Pick a three-digit number in which all the digits are different. Example: 314.

Now list every possible combination of two digits from the chosen number. In our example, these are 13, 14, 31, 34, 41, and 43.

Divide the sum of these two-digit numbers by the sum of the three digits in the original number, and you’ll always get 22. In our example, (13 + 14 + 31 + 34 + 41 + 43) / (3 + 1 + 4) = 176/8 = 22.

This works because 10a + b, 10a + c, 10b + a, 10b + c, 10c + a, and 10c + b sum to 22a + 22b + 22c = 22(a + b + c), so dividing by a + b + c will always give 22.

(Thanks, Chris.)

06/08/2024 Reader Tom Race points out that essentially the same trick can be performed using the entire number: If you add all six permutations of the original 3 digits, then divide that total by the sum of the 3 digits, the answer is always 222.

For example, using 561:

561 + 516 + 156 + 165 + 651 + 615 = 2664

5 + 6 + 1 = 12

2664 / 12 = 222

“This works because in the first sum each of the three digits (a, b and c) occurs twice in each of the three columns, so the sum is 222a + 222b + 222c = 222(a + b + c).” (Thanks, Tom.)

Image: Wikimedia Commons

The upside-down catfish, Synodontis nigriventris, is right side up. Or, rather, it’s adapted to spend most of its time upside down — its belly is darker than its back, and it swims fastest in this inverted position. The behavior may have evolved to help it reach food on the undersides of submerged branches or to breathe dissolved oxygen near the surface.

A Twist

Here’s a surprise: The Book of Knowledge of Ingenious Mechanical Devices, a 1206 manuscript by the Turkish author Ismail al-Jazari, depicts a chain pump in the form of a Möbius strip. A rope bearing a chain of cups dips them successively into a water source at the bottom and then pours them into a course at the top. The single, continuous rope makes two passes through this route, describing the edges of a strip with a half twist so that the cups suspended between the loops are turned 180 degrees with each pass. This would permit the cups to last longer, since they’re worn more evenly, and even a broken cup might still convey some water with every second pass.

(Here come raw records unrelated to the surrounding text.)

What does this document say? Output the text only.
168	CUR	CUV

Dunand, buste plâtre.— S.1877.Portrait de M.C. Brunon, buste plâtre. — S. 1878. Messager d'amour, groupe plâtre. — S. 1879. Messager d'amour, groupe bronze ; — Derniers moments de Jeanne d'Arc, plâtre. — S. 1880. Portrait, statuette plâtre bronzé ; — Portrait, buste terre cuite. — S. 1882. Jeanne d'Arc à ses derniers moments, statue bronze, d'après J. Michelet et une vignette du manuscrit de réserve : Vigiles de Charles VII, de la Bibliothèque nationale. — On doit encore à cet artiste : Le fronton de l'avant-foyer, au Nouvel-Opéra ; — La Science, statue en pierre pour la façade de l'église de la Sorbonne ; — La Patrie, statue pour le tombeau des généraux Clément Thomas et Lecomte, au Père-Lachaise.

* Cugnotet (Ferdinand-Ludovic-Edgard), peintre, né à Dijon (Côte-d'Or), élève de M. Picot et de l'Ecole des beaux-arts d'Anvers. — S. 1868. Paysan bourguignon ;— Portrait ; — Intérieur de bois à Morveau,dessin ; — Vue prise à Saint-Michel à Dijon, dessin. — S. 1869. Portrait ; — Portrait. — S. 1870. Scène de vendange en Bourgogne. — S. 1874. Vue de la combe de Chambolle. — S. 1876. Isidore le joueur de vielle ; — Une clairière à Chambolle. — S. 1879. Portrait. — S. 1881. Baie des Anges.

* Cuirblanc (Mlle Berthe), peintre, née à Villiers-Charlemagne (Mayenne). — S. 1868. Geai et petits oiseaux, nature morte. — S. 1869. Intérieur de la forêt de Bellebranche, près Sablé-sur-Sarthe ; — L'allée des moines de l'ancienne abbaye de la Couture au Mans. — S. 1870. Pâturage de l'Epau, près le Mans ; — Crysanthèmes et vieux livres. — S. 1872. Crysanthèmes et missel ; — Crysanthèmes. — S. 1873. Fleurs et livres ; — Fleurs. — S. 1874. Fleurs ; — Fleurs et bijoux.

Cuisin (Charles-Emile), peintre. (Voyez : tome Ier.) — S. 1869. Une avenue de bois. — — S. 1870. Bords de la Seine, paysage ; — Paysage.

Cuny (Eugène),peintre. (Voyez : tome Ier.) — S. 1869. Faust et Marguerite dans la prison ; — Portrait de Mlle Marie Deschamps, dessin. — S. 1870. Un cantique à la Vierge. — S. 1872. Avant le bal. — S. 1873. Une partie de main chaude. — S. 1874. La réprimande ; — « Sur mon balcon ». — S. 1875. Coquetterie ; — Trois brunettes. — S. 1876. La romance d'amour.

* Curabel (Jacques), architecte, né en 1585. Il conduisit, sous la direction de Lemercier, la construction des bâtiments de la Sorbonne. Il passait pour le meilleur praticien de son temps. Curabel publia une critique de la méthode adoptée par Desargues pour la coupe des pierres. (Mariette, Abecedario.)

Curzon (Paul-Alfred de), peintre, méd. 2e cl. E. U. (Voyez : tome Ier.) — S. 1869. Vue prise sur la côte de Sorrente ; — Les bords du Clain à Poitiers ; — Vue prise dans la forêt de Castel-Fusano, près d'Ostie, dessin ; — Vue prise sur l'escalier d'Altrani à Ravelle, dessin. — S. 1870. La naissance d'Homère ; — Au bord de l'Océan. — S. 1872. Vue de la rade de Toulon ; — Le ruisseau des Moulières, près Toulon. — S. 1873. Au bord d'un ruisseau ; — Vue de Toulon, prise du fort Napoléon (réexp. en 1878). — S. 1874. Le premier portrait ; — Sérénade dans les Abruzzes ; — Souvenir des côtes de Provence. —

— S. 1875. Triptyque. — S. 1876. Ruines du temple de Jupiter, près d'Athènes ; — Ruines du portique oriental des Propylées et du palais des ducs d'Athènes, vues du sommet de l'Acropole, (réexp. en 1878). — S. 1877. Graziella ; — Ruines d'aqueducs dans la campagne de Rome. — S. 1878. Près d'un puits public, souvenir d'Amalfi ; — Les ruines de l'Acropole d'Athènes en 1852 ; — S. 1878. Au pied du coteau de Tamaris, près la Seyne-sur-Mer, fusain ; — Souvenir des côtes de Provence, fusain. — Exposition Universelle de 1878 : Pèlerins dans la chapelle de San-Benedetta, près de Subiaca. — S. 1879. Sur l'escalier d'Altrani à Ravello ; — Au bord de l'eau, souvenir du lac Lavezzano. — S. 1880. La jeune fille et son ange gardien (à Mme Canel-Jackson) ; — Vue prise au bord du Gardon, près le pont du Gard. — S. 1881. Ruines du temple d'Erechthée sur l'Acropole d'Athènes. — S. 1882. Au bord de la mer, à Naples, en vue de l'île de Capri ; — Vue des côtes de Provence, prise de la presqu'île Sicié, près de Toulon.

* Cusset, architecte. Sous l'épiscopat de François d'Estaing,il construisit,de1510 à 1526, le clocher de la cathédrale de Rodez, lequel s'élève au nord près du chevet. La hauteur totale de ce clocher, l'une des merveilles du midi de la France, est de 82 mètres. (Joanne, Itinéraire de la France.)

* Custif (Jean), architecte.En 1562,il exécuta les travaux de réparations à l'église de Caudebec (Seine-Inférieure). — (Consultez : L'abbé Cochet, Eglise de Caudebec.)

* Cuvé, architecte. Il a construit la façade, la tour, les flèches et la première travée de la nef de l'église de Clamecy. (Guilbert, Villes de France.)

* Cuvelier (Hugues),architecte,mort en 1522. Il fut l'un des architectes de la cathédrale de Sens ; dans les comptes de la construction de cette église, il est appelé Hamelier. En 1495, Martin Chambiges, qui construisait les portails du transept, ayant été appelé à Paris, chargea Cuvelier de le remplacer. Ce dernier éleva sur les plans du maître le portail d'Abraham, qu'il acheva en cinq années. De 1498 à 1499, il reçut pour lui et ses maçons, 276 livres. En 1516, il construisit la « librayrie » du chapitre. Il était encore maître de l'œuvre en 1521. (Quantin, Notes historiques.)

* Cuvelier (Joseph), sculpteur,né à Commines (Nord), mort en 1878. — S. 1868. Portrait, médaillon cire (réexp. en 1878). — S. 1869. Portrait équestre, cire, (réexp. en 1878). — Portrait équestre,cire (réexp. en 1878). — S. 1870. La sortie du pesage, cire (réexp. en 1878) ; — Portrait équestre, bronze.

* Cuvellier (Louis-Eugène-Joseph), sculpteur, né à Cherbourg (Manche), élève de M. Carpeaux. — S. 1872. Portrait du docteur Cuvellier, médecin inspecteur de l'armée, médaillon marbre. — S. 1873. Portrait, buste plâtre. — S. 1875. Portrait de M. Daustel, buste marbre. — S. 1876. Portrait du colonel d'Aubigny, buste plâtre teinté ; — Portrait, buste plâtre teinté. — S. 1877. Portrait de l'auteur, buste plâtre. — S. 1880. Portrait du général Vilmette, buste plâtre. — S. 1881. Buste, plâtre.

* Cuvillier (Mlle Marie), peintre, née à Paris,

(Julyan H.E. Cartwright and Diego L. González, “Mobius Strips Before Mobius: Topological Hints in Ancient Representations,” Mathematical Intelligencer 38:2 [June 2016], 69-76.)


Albert Einstein used to say that he went to his office at the Institute for Advanced Study “just to have the privilege of walking home with Kurt Gödel.” The two would meet at Einstein’s home each day between 10 and 11 and undertake the half-hour walk to the institute. At 1 or 2 in the afternoon they’d walk back, discussing politics, philosophy, and physics. Biographer Palle Yourgrau estimates that these walks consumed 30 percent of Einstein’s workday.

Einstein’s secretary, Helen Dukas, wrote in 1946, “I know of one occasion when a car hit a tree after its driver suddenly recognized the face of the beautiful old man walking along the street.”

Gödel caused no such problems. “I have so far not found my ‘fame’ burdensome in any way,” he wrote to his mother. “That begins only when one becomes so famous that one is known to every child in the street, as is the case of Einstein.”

(From A World Without Time: The Forgotten Legacy of Godel and Einstein, 2009.)